= Alina Briedelytė-Kavaliauskienė =

Lithuanian painter

 Alina Audronė Briedelytė-Kavaliauskienė (17 March 1942 – 18 November 1992) was a Lithuanian painter. She graduated from the Lithuanian Art Institute in 1966.

== Biography ==
From 1960 to 1966, she studied textile arts at the Vilnius Academy of Arts. Since 1965, she worked as a textile artist-restorer at the Lithuanian Museum of History and Ethnography. Her works include tapestries ("Sea" 1976 at the "Žuvėdra" resort in Palanga, "Light and Shadows" 1978 at the Lithuanian Blind Association factory, "Blossoming Tree" 1980, "Autumn Music" 1982, "Gates to the Cosmos" 1984), spatial rugs ("Quo Vadis. In Memory of Hiroshima" 1985), batiks, appliqué, and patterned fabric samples for the Panevėžys Linen Factory, as well as textile miniatures.

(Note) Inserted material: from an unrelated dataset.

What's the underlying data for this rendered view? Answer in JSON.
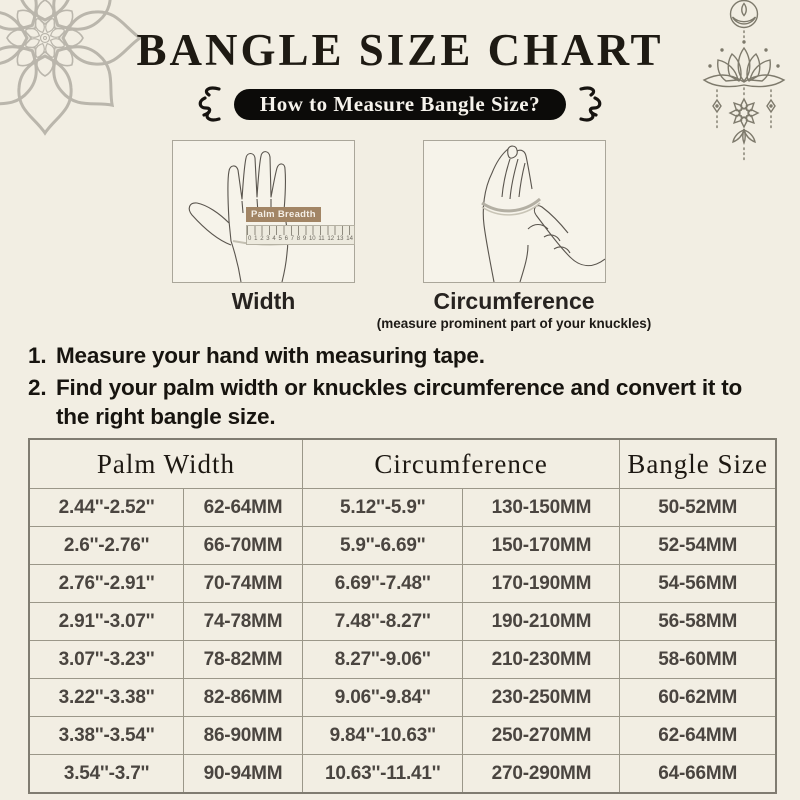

Her works are decorative, with compositions based on the harmonious arrangement of simplified, generalized forms. The space in her creations is altered according to the principles of optical art. Since 1966, she participated in exhibitions both in Lithuania and abroad. Her works are part of collections at the Lithuanian Art Museum and the Kaunas War Museum.